If we guarantee none of that information is leaking by design, could we have this be opt-out?
Then I'd personally be fine with it! It'd be a product/eng team question at that point @sqs @ijsnow
I like the idea!
How will we differentiate metrics derived from the page the browser extension is running in and the browser extension itself?
It seems to me, in the world of extensions, a lot of the time that will be taken into account will be when extension code is executing (3rd party) rather than our own browser extension/extension host code. Have you considered that? Should we come up with an extension that implements all features in the extension API and run benchmarks against that instead? I'm concerned that the information we get from this won't be all that useful as it will mostly be coming from extensions.
You are right, most data in the hover tooltips come from extensions.
A given hover request might get data from multiple extensions, and it would be great to track hover tooltip load time per extension.
Mechanically, do we wait for all providers to return before showing the hover tooltip, or do we re-render as results are added?
I believe we re-render as more are added.
Please post an update or close this with an explanation if it is no longer relevant. This will be closed automatically if there is no more activity.
It's very much still relevant Mr. Stalebot.
@felixfbecker do you still feel a need for this? Haven't seen any explicit feedback from customers about speed for extension hovers in my time here so far so not sure if we made some infra improvements along the way since this was created two years ago.
@sourcegraph/code-intel what do you think?
@Joelkw haven't seen that piece of feedback either so far. We can always reopen if necessary. I'll tag @efritz just in case he wants to add any historical context I might be missing.
We're not currently tracking any code intel latencies in telemetry, so I don't think there's any necessity for this on our side at the moment.
Sorry, how exactly can we know what users are experiencing if we don't capture these end metrics? We can't rely on people reporting things. Many will just quit Sourcegraph in frustration and never say anything about it. I think we need this data, absolutely. And not necessarily in pings, but in our monitoring and tracing infrastructure.
@tsenart, I would definitely be curious to see the data if we started collecting it, but right now we have to keep this at a priority level of "unless we're getting active feedback it's bad or we have other reason to believe it's bad (usage dropoff, our own manual tests, etc), creating the monitoring to ensure it isn't silently bad is low priority relative to things we have active signal are valuable" at least for the web team. Not opposed to collecting this data in the future or otherwise prioritizing if that information changes.
In order to triage issues as belonging to the extension/extension host rather than the extension code itself (the classic battle of "this looks like a code intel problem" by virtue of codeintel extensions being enabled everywhere) if we were to have the latency of the entire interaction as well as the latency of the extension's requests/computation as a comparison?

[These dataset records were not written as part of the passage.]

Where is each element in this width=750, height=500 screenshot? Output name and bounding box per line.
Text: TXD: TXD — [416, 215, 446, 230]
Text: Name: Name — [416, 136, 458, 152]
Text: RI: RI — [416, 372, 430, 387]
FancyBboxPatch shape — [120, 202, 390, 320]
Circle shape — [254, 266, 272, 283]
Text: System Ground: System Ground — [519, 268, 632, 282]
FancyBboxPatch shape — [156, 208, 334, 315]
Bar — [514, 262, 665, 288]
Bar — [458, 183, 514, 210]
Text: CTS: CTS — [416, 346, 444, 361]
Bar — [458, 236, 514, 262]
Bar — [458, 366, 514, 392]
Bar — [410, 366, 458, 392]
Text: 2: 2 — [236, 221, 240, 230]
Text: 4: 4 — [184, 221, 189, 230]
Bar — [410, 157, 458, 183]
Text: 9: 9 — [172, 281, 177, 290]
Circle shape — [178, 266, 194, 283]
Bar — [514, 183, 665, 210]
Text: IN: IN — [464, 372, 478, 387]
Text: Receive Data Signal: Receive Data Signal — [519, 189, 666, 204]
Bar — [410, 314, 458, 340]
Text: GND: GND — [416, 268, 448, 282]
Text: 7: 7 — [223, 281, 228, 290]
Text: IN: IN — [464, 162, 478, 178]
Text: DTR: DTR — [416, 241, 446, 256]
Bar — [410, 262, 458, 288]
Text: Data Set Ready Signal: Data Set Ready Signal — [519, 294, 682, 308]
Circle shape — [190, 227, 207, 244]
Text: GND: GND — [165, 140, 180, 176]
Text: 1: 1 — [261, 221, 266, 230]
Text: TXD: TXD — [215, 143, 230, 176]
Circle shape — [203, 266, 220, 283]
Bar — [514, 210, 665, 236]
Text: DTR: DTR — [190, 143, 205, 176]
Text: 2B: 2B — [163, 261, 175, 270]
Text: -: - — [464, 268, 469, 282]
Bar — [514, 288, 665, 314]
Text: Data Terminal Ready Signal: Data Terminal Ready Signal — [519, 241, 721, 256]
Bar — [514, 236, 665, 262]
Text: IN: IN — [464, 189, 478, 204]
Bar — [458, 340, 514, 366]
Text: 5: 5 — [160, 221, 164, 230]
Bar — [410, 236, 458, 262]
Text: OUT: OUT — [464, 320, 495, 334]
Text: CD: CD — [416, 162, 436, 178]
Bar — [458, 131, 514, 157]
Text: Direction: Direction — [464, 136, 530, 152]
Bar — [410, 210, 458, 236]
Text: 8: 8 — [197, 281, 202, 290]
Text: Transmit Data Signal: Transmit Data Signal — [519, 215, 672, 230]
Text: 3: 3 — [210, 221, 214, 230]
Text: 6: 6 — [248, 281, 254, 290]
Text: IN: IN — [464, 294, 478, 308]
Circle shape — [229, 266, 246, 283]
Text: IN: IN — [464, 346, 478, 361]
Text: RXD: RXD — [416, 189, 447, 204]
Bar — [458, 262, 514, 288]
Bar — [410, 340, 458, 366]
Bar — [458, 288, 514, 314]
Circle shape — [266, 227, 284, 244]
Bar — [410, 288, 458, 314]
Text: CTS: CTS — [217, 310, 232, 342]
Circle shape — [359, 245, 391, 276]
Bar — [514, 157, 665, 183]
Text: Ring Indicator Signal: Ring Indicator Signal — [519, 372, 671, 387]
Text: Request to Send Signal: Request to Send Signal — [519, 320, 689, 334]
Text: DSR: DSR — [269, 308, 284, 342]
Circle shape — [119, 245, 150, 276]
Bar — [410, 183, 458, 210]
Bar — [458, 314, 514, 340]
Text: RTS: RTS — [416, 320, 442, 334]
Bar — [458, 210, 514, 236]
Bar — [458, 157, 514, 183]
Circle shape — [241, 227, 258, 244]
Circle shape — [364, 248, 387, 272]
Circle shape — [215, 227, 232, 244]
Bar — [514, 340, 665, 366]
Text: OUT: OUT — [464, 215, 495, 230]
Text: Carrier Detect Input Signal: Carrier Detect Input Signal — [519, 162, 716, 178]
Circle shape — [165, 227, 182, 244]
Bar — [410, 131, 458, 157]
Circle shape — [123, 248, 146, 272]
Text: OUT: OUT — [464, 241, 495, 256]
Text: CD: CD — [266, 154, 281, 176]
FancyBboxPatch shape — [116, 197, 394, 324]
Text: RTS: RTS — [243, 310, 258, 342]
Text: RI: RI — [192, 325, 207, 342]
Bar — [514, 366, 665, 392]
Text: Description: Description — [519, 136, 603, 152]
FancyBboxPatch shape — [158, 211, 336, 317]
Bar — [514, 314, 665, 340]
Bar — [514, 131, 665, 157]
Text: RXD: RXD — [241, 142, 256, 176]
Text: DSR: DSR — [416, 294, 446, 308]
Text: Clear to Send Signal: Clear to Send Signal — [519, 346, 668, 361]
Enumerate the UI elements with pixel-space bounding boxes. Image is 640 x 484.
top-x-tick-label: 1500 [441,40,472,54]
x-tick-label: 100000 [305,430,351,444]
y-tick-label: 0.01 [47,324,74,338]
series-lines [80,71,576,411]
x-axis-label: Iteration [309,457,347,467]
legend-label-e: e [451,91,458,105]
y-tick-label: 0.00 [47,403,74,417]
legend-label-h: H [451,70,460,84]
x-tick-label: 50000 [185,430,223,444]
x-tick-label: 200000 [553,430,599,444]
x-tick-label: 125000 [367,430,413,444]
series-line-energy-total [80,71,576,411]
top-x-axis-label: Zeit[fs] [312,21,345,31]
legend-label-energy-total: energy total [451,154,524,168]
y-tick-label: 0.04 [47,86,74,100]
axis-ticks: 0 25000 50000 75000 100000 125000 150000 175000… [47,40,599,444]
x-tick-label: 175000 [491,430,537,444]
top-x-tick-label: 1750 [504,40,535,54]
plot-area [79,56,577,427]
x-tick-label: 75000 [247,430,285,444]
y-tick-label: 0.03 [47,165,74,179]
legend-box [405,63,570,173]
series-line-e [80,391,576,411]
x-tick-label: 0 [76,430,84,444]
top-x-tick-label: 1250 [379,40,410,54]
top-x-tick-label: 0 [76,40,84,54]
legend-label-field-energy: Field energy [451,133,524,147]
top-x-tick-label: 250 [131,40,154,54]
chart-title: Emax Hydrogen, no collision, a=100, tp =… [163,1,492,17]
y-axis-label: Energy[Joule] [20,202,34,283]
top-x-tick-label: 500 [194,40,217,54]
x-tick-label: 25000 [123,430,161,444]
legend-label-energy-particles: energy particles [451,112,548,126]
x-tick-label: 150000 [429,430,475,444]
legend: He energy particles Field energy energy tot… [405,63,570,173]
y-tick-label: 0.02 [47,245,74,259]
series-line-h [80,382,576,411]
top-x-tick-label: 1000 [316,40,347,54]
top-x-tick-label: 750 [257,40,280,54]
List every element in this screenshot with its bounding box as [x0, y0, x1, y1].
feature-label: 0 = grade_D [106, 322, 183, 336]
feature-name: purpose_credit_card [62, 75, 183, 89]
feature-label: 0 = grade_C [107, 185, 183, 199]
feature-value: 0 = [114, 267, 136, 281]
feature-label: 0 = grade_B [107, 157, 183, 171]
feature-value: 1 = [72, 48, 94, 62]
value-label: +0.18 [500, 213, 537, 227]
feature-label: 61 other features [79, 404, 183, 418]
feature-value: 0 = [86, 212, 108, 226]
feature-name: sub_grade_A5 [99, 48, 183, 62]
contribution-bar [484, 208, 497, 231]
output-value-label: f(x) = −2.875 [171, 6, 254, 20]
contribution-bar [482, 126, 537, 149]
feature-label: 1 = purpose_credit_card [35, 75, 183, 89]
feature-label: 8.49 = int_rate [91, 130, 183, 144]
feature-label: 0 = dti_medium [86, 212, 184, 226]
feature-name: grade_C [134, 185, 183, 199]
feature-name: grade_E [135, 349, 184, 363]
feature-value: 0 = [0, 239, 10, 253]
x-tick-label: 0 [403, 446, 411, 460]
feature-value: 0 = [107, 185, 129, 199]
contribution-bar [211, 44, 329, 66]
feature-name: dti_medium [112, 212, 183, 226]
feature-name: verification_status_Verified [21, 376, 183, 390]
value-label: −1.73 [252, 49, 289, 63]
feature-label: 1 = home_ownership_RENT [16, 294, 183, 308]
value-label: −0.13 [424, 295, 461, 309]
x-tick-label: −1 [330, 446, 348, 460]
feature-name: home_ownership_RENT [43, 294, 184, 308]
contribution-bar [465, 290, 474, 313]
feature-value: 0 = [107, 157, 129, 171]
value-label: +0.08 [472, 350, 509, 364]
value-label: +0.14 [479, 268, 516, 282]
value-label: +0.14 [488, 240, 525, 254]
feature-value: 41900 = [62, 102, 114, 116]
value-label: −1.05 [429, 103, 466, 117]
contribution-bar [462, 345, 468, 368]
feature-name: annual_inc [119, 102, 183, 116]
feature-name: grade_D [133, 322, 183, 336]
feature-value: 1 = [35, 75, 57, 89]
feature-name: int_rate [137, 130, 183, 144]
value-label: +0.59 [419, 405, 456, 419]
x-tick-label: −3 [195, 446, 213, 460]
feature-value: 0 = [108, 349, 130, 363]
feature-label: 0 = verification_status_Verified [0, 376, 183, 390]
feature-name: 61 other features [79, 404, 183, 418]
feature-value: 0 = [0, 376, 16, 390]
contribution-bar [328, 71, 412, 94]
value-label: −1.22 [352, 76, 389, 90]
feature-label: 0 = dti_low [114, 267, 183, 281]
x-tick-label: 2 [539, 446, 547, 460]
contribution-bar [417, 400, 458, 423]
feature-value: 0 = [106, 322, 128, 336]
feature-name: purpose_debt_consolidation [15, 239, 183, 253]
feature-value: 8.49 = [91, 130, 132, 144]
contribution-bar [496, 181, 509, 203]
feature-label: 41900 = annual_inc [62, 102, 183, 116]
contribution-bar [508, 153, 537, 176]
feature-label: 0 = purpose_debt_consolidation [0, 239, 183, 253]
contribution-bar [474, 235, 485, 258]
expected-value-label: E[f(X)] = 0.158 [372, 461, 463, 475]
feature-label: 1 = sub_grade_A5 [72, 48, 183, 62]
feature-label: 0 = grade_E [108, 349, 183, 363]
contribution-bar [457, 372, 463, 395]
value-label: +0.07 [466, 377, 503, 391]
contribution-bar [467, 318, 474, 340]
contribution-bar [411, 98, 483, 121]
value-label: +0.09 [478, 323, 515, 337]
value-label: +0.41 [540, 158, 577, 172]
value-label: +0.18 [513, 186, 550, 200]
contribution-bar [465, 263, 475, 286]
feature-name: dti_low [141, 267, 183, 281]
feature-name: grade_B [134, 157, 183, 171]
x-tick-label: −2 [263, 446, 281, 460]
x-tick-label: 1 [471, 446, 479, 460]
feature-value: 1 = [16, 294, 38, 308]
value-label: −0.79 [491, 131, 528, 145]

Just discovered this from Sentry, we may utilize this feature since we're already using Sentry (but needs to upgrade our plan 😞 ).
Background
Real User (Performance) Monitoring telemetry extends our ability to understand the user experience from the user perspective by capturing browser performance metrics such as DNS latency, Network transfer latency, DOM rendering, CSS repaints, Garbage Collection pauses, etc. The metrics available to us on the server side are not enough.
We already have Sentry to capture errors that happen in the browser extensions. We should look into integrating a RUM service to help us establish a real user performance baseline.
Once we have visibility into this baseline and the outliers, it'd be beneficial to come up with an internal SLO (Service Level Objective) for critical user operations. (e.g. hover load time 99p < 1s)
Slow performance, specially in the first interactions, is a big deterrent for new users to adopt Sourcegraph. Having an explicit SLO to measure and track is meant to manage that user satisfaction in regards to performance.